College recruiting coordinators could soon see a reduction in their wireless bills, but the savings won't be altogether welcome.
The NCAA Division I management council has recommended a ban on all electronically transmitted correspondence, including text messages, between coaches and recruits. E-mails and faxes would be exempt from the new rule but are limited by current NCAA guidelines.
The proposal is still subject to approval by the Board of Directors at its April 26 meeting, but if approved it would take effect in August.
Coaches have come to rely heavily upon text messaging in recent years as a means to establish relationships with players. There is currently no restriction on the number of text messages coaches can send to recruits, but phone calls and in-person visits are limited. The result is recruits get bombarded by text messages, and the Student-Athlete Advisory Council complained this week that the number of texts had become intrusive and expensive, according to the Associated Press.
"High school kids want this as well," said one Ivy League coach. The Ivy League was a major force behind the movement to ban text messages, proposing two measures–one that would restrict text messaging, and another that would ban text messaging altogether.

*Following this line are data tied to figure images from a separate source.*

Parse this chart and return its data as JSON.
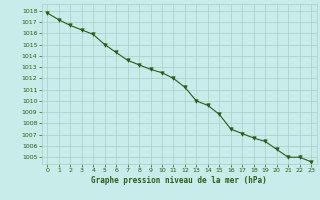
{
  "x": [
    0,
    1,
    2,
    3,
    4,
    5,
    6,
    7,
    8,
    9,
    10,
    11,
    12,
    13,
    14,
    15,
    16,
    17,
    18,
    19,
    20,
    21,
    22,
    23
  ],
  "y": [
    1017.8,
    1017.2,
    1016.7,
    1016.3,
    1015.9,
    1015.0,
    1014.3,
    1013.6,
    1013.2,
    1012.8,
    1012.5,
    1012.0,
    1011.2,
    1010.0,
    1009.6,
    1008.8,
    1007.5,
    1007.1,
    1006.7,
    1006.4,
    1005.7,
    1005.0,
    1005.0,
    1004.6
  ],
  "line_color": "#2d5a1b",
  "marker": "v",
  "marker_size": 2.5,
  "bg_color": "#c8ece9",
  "grid_color": "#a8cfc8",
  "xlabel": "Graphe pression niveau de la mer (hPa)",
  "xlabel_color": "#2d5a1b",
  "tick_color": "#2d5a1b",
  "ylim_min": 1004.4,
  "ylim_max": 1018.6,
  "xticks": [
    0,
    1,
    2,
    3,
    4,
    5,
    6,
    7,
    8,
    9,
    10,
    11,
    12,
    13,
    14,
    15,
    16,
    17,
    18,
    19,
    20,
    21,
    22,
    23
  ],
  "yticks": [
    1005,
    1006,
    1007,
    1008,
    1009,
    1010,
    1011,
    1012,
    1013,
    1014,
    1015,
    1016,
    1017,
    1018
  ]
}
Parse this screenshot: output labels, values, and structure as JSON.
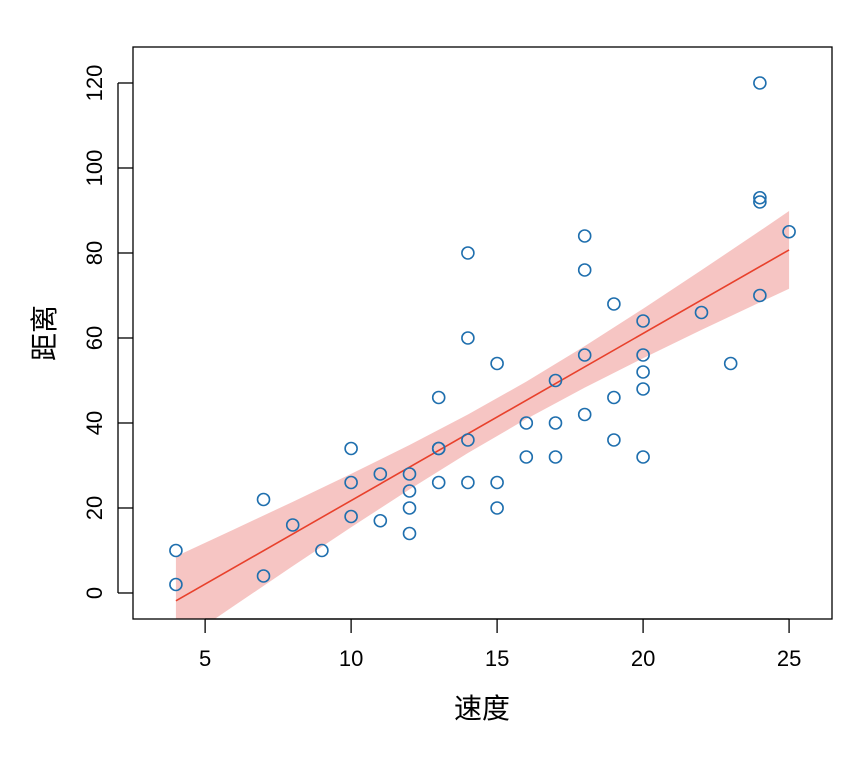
{
  "chart_data": {
    "type": "scatter",
    "xlabel": "速度",
    "ylabel": "距离",
    "x": [
      4,
      4,
      7,
      7,
      8,
      9,
      10,
      10,
      10,
      11,
      11,
      12,
      12,
      12,
      12,
      13,
      13,
      13,
      13,
      14,
      14,
      14,
      14,
      15,
      15,
      15,
      16,
      16,
      17,
      17,
      17,
      18,
      18,
      18,
      18,
      19,
      19,
      19,
      20,
      20,
      20,
      20,
      20,
      22,
      23,
      24,
      24,
      24,
      24,
      25
    ],
    "values": [
      2,
      10,
      4,
      22,
      16,
      10,
      18,
      26,
      34,
      17,
      28,
      14,
      20,
      24,
      28,
      26,
      34,
      34,
      46,
      26,
      36,
      60,
      80,
      20,
      26,
      54,
      32,
      40,
      32,
      40,
      50,
      42,
      56,
      76,
      84,
      36,
      46,
      68,
      32,
      48,
      52,
      56,
      64,
      66,
      54,
      70,
      92,
      93,
      120,
      85
    ],
    "color": "#1f6fae",
    "fit": {
      "x": [
        4,
        25
      ],
      "values": [
        -1.85,
        80.73
      ],
      "color": "#e8412c"
    },
    "band": {
      "x": [
        4,
        6,
        8,
        10,
        12,
        14,
        16,
        18,
        20,
        22,
        24,
        25
      ],
      "lower": [
        -12.33,
        -2.98,
        6.31,
        15.46,
        24.39,
        32.95,
        40.93,
        48.32,
        55.24,
        61.9,
        68.38,
        71.59
      ],
      "upper": [
        8.63,
        15.0,
        21.45,
        28.02,
        34.81,
        41.99,
        49.73,
        58.08,
        66.88,
        75.96,
        85.2,
        89.87
      ],
      "color": "#f4b6b4"
    },
    "xlim": [
      2.53,
      26.47
    ],
    "ylim": [
      -6.12,
      128.47
    ],
    "xticks": [
      5,
      10,
      15,
      20,
      25
    ],
    "yticks": [
      0,
      20,
      40,
      60,
      80,
      100,
      120
    ]
  }
}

But not all coaches are happy.
"My feeling is just, there's a few people that spoil it for everybody else," said one recruiting coordinator. "I wish they wouldn't do away with it, it certainly helps us communicate with players.
"I think it's easier to build relationships with text messages, but we did it for years before this. If the changes are made, I'll just accept it and move on–there's not much you can do. We'll just go back to the e-mail. We'll survive, obviously. We'll make it."